The 1 essential skill kids should learn in preschool

Written by: Laura Pinsof

Children should learn to play in preschool.
As the director of a play-based preschool, I often meet prospective parents who support the idea of letting children play in preschool, but are worried that their child won’t be ready to succeed in Kindergarten. I tell them what my experience has taught me and what research shows: that play is actually the best way to build a strong foundation for all of the skills that kids need in elementary school. Still, they are not always entirely convinced and sometimes enter our school still worried that maybe they’ve made the wrong choice for their three- or four-year-old.  
Once our preschoolers move on to elementary school, the conversation changes. Parents tell me how well their child has transitioned, that they were more than prepared for selective-enrollment tests and private-school evaluations, and that they stand out among elementary-school peers as particularly curious, self-reliant, empathetic and hard-working. Whether the preschoolers have moved on to a public neighborhood, magnet or selective enrollment school, a parochial school or private school, it becomes clear that play in the preschool years translates to success in elementary school.
Imagine a snapshot of a morning in a high-quality child-centered, play-based preschool classroom. A group of children are mixing paint colors in the art area, trying to design a palette of new colors with creative names. Some colors are turning out how the young artists envisioned them, but others are a murky mess. Two children with a grand plan to open a restaurant in the play kitchen are full of joy, but working through conflicting visions of what the restaurant will serve, what it will be named, how many customers it will seat, and who gets to be the first cook and first server. In the block area, kids are building Chicago, with roads, buildings, bridges and cars. But one building falls over and the children have to figure out why it fell. Did someone bump into it? Was it not structurally sound? 

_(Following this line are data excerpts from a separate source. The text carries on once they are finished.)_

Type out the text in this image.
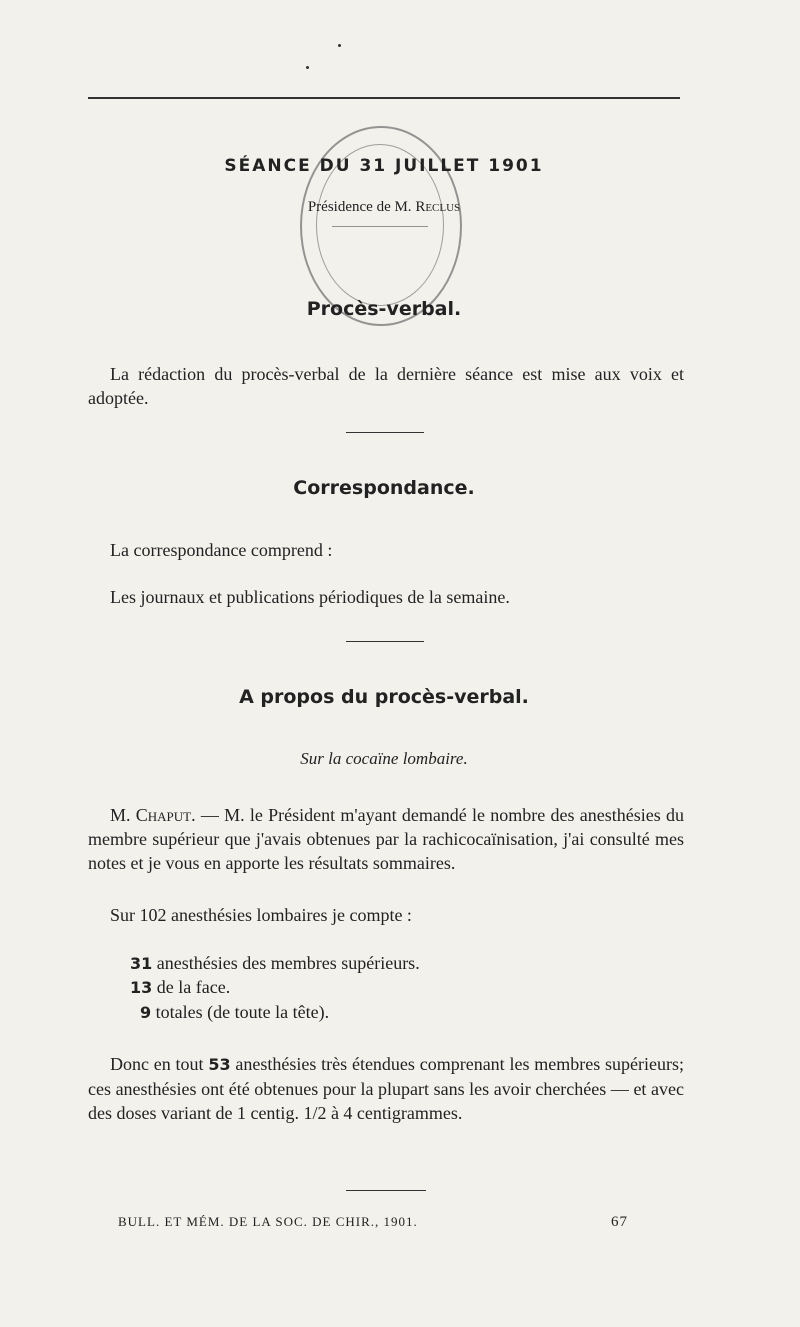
SÉANCE DU 31 JUILLET 1901
Présidence de M. Reclus
Procès-verbal.
La rédaction du procès-verbal de la dernière séance est mise aux voix et adoptée.
Correspondance.
La correspondance comprend :
Les journaux et publications périodiques de la semaine.
A propos du procès-verbal.
Sur la cocaïne lombaire.
M. Chaput. — M. le Président m'ayant demandé le nombre des anesthésies du membre supérieur que j'avais obtenues par la rachicocaïnisation, j'ai consulté mes notes et je vous en apporte les résultats sommaires.
Sur 102 anesthésies lombaires je compte :
31 anesthésies des membres supérieurs.
13 de la face.
9 totales (de toute la tête).
Donc en tout 53 anesthésies très étendues comprenant les membres supérieurs; ces anesthésies ont été obtenues pour la plupart sans les avoir cherchées — et avec des doses variant de 1 centig. 1/2 à 4 centigrammes.
BULL. ET MÉM. DE LA SOC. DE CHIR., 1901.	67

Teachers are carefully observing, asking questions and entering play to extend and deepen children’s learning, and helping children talk and listen to each other to resolve their disagreements. Children are becoming adept at conflict resolution as they work through buildings falling and restaurant naming. They are developing grit and resilience as they recover from a conflict or disappointment, accept that they will have to wait for a turn and ultimately stay in a play area to try again.
They are becoming independent as they mix and build and share ideas, often without direct adult involvement. They are coming to a genuine understanding that being one of many in a diverse group of personalities is not easy and yet it has such wonderful rewards. They are learning that their ideas and questions and those of other children are important and can take them to exciting new places. They are finding themselves motivated to read, write, think scientifically and calculate as they count out the right number of blocks for a building base, measure the exact amount of yellow to add to the red, or try to write down or read “Sunset Orange,” “Happy Unicorn Cafe,” “Superman Street,” and the list of that day’s cooks and servers.
While thinkers like John Dewey and Lev Vygotsky identified the connection between play experiences and children’s development as early as the 1930s, there has been an explosion of research on the power of play in the last decade. These studies are backing up what we see over and over again: Whether our preschoolers’ next school experience will include Waldorf or worksheets, Montessori or the MAP test, their time engaging in child-centered play sets them up to enthusiastically embrace new skills and knowledge and thrive in a classroom setting. If you find yourself drawn to a play-based preschool but are worried about what’s next, explore the research and know that choosing a play-based education for your young child is the best choice to promote their later success in school and life. 
Laura Pinsof is the director of Families Together Cooperative Nursery School, a preschool offering exceptional play-based programs for 2.5- to 5-years-olds in Chicago's Edgewater neighborhood. Laura holds masters degrees in Teaching and Educational Leadership and is passionate about putting creative play, problem solving and socio-emotional development at the center of early childhood education.